Back in the anteroom with her sisters, she felt relief wash over her, as though together they had survived a harrowing ordeal. This was their final visit with their mother; she would go to the crematorium alone, so after this they wouldn't have to see her again for the rest of their lives. The rest of their lives! Hurrah! It was
over
. Viv felt something like joy rise in her. She eyed them all in the big gold-framed mirror. Did they all look different now?
Liberated? “Here we are, Mum,” Viv said, waving to their reflection. “Your useless wretches, bidding you adieu.”

But it wasn't over. They were out the door and Amy and Laurel were lighting smokes when Ruby opened her purse to get out her car keys and discovered the necklaces that Pearl had been wearing when she died. Ruby apologized: she had forgotten about them. She had had this idea, she explained, that Pearl might like to wear them as she went for her cremation.

“Who cares what Mum might like?” said Viv. “And anyway, she's dead.” But no one answered.

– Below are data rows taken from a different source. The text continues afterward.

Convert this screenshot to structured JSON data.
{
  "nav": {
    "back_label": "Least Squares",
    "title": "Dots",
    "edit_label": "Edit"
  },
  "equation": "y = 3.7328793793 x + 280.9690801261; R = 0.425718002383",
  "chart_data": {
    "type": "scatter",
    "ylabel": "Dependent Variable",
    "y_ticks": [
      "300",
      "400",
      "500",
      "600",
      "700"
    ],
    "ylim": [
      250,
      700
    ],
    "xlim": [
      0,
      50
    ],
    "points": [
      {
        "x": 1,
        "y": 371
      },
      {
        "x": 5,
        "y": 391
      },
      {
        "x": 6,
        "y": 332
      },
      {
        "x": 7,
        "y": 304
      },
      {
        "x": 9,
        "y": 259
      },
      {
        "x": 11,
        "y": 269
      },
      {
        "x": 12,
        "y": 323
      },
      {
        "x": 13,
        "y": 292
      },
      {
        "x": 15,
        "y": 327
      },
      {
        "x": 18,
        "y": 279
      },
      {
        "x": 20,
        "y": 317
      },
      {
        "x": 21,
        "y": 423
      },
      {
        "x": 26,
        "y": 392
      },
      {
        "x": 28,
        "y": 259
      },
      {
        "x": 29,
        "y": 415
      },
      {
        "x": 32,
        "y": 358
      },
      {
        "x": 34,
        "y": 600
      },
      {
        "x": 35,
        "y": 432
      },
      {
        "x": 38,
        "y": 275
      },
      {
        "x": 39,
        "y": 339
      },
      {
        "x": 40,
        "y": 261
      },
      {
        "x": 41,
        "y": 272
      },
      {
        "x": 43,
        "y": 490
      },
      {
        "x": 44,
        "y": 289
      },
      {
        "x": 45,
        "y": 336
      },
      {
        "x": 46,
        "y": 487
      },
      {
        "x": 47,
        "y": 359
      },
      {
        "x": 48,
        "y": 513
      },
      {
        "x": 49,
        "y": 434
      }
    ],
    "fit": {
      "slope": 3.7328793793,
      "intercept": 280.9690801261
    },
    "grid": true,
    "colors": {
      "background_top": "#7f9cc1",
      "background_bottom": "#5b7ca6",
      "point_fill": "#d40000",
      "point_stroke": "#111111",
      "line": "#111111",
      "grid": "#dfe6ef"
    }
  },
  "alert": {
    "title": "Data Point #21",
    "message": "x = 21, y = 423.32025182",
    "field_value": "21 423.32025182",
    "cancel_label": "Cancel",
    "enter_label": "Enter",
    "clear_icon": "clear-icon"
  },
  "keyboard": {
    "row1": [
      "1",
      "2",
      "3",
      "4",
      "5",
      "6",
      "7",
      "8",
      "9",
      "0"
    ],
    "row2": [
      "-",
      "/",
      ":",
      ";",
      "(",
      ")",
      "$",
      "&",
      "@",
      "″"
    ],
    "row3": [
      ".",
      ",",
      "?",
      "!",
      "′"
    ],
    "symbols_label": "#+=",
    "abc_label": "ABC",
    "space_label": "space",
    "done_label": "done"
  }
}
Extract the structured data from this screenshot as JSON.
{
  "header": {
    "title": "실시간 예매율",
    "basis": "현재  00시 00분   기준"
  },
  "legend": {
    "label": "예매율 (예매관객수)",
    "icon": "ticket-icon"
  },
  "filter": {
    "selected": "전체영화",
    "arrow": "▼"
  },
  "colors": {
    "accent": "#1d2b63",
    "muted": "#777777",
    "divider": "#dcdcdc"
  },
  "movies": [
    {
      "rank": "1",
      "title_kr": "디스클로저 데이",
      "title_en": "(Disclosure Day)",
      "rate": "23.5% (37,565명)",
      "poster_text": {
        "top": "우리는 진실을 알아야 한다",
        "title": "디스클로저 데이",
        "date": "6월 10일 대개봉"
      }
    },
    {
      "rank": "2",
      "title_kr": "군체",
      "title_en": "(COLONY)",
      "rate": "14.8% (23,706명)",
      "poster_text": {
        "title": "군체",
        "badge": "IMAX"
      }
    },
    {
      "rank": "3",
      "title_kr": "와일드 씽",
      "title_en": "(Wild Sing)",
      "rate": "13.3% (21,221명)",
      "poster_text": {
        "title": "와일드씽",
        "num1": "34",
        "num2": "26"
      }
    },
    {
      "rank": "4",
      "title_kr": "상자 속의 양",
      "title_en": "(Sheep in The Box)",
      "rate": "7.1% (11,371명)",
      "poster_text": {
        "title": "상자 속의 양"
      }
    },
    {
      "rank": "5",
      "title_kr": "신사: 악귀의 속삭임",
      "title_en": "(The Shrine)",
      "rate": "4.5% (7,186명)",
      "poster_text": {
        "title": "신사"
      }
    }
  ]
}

Why Ruby should care after the way they had been treated all their lives was beyond her, and she said so. But Ruby pulled the necklaces out of her purse in a jumble, sorted them out and hung them off the flat of her open palm. She held them out to her sisters. One was a string of yellow shells, one of brown pods, one of reddish-brown South American seeds, and one of pink, irregular freshwater pearls. Laurel and Amy refused to help. “You go,” they said. “We have to finish our smokes.”